Template A — Macro Flow Design Template
Macro Flow Name:
Primary Outcome:
Trigger:
Step Inventory
|
Step Name |
Start Condition |
End Condition |
Evidence Produced |
Owner |
Required Data (Global)
- core identifiers
- priority / status
- owner
- timestamps
KPIs Enabled
- throughput
- completion rate
- cycle time
- rework
Flow Termination
- completed outcome
- handoff to next macro flow
Template B — Micro Flow Template (Support / Repeatable)
Micro Flow Name:
Used For:
Trigger:
Classification
☐ Tier 1 (single-touch)
☐ Tier 2 (repeatable)
☐ Tier 3 (route to macro flow)
Required Fields (Minimum)
- category
- outcome type
- owner
Steps (Max 5)
|
Step |
Evidence Required |
Completion Definition
☐ resolved
☐ routed (macro flow + step)
☐ escalated
☐ deflected
Destination
Primary Flow:
Receiving Step:
Section 9 — Validation Questions (Must Answer “Yes”)

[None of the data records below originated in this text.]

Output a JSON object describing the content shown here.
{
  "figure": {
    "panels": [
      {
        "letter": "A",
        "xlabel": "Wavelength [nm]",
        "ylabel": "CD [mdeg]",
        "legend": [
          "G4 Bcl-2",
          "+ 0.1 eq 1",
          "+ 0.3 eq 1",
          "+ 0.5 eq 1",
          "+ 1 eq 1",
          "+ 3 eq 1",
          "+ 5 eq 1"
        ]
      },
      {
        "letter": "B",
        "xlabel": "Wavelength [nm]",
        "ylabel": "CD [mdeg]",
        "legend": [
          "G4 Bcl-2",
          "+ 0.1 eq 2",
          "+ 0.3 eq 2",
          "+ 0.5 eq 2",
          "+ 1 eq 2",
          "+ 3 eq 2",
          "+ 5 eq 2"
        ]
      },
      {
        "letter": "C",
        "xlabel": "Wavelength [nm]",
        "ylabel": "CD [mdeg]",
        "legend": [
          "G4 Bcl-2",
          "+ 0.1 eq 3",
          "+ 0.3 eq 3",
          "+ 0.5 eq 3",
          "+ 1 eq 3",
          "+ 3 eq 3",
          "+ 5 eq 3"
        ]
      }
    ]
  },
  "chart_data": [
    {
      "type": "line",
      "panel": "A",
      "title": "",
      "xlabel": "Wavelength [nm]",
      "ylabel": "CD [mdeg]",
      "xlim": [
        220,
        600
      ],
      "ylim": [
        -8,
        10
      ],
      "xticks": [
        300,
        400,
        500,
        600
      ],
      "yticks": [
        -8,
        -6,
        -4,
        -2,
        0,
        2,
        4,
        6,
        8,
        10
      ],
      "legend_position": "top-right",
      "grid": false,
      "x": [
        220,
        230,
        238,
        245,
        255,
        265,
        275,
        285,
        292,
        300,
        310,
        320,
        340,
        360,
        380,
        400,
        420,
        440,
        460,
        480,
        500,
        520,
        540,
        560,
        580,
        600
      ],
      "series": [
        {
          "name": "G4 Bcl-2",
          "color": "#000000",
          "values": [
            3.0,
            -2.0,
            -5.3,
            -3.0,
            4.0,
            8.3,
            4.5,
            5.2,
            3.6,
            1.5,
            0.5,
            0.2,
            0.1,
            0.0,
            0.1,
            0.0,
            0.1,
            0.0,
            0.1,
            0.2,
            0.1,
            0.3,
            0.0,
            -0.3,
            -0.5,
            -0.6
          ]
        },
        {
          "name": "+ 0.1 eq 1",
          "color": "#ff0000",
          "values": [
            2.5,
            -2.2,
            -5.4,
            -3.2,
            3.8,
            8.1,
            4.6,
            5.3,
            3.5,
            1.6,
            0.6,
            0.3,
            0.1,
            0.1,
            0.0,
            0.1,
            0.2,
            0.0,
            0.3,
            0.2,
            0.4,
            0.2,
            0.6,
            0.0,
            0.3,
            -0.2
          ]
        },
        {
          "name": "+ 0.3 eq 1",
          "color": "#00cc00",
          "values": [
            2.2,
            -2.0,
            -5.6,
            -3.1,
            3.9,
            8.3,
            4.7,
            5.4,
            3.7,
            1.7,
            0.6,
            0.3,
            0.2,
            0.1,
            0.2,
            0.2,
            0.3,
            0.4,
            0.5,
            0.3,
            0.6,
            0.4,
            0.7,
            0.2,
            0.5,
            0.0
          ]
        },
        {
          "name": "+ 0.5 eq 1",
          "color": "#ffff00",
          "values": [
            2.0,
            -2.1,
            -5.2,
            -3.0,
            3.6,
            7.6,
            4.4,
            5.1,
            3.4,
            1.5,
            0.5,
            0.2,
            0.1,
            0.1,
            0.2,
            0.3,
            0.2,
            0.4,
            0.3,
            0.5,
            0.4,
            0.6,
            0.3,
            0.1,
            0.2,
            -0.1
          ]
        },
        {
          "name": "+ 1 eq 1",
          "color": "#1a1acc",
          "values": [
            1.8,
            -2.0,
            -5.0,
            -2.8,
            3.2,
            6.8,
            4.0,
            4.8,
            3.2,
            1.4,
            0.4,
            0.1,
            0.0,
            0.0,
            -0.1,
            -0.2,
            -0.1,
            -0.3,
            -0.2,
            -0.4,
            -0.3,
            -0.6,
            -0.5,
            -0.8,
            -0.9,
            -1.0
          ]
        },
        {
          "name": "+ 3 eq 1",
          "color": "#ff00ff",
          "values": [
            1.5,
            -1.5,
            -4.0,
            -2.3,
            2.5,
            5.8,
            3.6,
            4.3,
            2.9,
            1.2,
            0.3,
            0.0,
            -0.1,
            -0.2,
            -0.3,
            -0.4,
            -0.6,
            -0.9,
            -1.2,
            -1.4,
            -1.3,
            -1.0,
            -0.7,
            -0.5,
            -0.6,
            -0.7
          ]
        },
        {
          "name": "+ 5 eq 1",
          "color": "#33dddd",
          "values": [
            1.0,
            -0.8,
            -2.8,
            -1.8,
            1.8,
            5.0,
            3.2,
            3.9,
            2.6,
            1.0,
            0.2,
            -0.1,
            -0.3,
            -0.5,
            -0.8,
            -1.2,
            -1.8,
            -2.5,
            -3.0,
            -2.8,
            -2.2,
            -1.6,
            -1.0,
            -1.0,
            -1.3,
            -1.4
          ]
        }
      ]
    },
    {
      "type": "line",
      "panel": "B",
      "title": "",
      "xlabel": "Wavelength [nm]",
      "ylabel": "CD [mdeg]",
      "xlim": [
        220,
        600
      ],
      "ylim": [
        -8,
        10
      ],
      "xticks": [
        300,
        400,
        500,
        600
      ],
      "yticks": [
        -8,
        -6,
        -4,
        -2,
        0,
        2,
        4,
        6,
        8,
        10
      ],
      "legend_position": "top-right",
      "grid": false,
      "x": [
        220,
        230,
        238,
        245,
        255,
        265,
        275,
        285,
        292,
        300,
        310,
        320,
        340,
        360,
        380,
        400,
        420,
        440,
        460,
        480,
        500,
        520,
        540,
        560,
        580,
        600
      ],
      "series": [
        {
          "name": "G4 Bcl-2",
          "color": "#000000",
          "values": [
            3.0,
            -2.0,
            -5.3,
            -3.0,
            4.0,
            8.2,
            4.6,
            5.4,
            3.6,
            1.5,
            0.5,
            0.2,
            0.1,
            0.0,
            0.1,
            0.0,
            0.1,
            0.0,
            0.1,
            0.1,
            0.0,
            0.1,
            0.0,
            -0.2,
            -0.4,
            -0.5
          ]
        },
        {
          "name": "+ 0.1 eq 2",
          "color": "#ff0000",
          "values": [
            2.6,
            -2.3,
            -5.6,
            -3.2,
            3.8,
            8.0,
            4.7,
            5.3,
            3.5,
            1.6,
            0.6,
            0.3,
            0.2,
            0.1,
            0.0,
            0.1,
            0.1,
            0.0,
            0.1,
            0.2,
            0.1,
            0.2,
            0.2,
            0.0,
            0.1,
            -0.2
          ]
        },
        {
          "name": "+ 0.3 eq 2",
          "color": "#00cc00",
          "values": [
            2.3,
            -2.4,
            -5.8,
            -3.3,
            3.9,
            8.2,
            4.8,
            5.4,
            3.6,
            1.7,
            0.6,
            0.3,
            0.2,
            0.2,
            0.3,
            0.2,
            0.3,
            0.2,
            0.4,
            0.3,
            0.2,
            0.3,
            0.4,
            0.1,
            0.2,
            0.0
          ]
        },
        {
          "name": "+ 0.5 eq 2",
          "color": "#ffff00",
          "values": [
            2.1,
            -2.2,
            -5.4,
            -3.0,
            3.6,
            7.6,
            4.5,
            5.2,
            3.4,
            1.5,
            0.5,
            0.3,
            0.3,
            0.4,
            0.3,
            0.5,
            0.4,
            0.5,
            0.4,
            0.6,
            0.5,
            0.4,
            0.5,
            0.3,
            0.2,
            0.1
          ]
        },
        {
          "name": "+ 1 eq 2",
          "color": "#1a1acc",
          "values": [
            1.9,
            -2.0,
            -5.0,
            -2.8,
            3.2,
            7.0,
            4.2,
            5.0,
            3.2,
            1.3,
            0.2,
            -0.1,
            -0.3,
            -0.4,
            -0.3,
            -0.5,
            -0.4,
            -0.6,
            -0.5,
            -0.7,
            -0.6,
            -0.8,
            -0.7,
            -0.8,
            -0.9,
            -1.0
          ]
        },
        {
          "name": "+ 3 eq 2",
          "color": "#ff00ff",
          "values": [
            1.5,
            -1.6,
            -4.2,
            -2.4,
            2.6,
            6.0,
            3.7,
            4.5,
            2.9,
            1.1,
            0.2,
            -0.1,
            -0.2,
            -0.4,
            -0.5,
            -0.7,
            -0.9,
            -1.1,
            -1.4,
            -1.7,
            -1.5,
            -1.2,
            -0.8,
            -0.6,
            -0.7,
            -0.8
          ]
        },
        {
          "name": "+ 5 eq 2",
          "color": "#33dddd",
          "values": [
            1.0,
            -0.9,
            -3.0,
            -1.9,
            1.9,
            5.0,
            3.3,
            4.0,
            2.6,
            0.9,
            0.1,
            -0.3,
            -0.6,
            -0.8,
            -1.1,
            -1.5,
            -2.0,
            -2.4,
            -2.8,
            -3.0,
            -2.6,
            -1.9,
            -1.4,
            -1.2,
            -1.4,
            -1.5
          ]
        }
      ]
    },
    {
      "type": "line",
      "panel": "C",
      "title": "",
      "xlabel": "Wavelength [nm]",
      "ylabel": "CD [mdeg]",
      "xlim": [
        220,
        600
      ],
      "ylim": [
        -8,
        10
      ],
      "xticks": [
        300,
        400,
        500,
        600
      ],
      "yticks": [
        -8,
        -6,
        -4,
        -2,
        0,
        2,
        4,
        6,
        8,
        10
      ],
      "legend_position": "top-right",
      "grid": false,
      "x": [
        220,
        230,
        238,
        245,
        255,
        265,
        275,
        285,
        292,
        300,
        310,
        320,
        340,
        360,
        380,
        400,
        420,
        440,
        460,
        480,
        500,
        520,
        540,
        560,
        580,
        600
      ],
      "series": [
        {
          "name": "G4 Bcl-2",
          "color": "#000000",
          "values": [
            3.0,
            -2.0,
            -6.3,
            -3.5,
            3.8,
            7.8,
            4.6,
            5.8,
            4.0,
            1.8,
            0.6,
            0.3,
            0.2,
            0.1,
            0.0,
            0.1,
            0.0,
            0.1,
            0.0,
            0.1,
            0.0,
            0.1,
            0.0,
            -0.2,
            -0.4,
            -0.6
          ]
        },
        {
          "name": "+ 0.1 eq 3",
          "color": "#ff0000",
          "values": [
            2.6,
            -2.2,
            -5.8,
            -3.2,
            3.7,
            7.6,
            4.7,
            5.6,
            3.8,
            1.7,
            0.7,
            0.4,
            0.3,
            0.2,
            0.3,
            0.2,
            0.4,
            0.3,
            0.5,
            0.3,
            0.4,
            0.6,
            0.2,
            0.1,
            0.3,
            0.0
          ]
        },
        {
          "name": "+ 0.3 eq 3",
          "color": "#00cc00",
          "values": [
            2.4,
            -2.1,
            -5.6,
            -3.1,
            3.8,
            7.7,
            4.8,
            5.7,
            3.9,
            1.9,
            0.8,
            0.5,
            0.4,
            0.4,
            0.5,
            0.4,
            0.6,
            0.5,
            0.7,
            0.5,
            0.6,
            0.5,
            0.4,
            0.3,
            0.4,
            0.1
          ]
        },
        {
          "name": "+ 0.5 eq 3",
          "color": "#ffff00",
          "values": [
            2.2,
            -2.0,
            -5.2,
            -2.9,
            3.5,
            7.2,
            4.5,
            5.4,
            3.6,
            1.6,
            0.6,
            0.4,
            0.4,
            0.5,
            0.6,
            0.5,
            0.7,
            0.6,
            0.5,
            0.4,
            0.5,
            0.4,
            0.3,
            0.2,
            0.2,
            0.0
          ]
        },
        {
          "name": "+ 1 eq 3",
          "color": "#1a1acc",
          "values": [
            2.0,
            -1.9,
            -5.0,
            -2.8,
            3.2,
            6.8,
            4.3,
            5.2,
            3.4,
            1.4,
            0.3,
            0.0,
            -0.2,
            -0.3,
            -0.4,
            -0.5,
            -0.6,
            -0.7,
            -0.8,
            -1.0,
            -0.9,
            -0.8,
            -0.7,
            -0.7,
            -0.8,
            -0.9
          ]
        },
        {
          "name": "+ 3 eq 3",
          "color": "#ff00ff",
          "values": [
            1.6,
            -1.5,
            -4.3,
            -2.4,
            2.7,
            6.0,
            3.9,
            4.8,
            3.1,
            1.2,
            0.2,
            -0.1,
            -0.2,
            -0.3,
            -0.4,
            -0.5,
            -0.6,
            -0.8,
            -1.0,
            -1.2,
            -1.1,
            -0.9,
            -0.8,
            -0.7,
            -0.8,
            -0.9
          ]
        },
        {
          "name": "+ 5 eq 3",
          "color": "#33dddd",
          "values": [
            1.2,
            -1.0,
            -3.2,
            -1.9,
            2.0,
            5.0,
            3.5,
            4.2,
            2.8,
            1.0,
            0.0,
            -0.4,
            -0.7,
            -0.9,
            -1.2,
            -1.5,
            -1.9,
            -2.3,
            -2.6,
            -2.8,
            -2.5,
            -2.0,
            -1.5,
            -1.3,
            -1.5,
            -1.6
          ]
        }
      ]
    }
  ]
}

- Can someone verify completion without asking a person?
- Does this step enable a decision?
- Does support resolve into a primary flow?
- Are micro flows limited and reusable?
- Are simple tasks kept simple?
If any answer is “no,” redesign the step.
Unit Outputs (What Must Exist)
By completing this unit, the reader produces:
- A defined process inventory
- Clear step start/end conditions
- A Step Evidence Matrix
- Identified macro and micro flows
- Support routing rules
- Reduced arbitrary work
- Evidence-based readiness for advancement
Positioning Note (End of Unit)
FlowOps maturity is not about mapping everything.
It is about knowing what matters, proving it exists, and routing everything else correctly.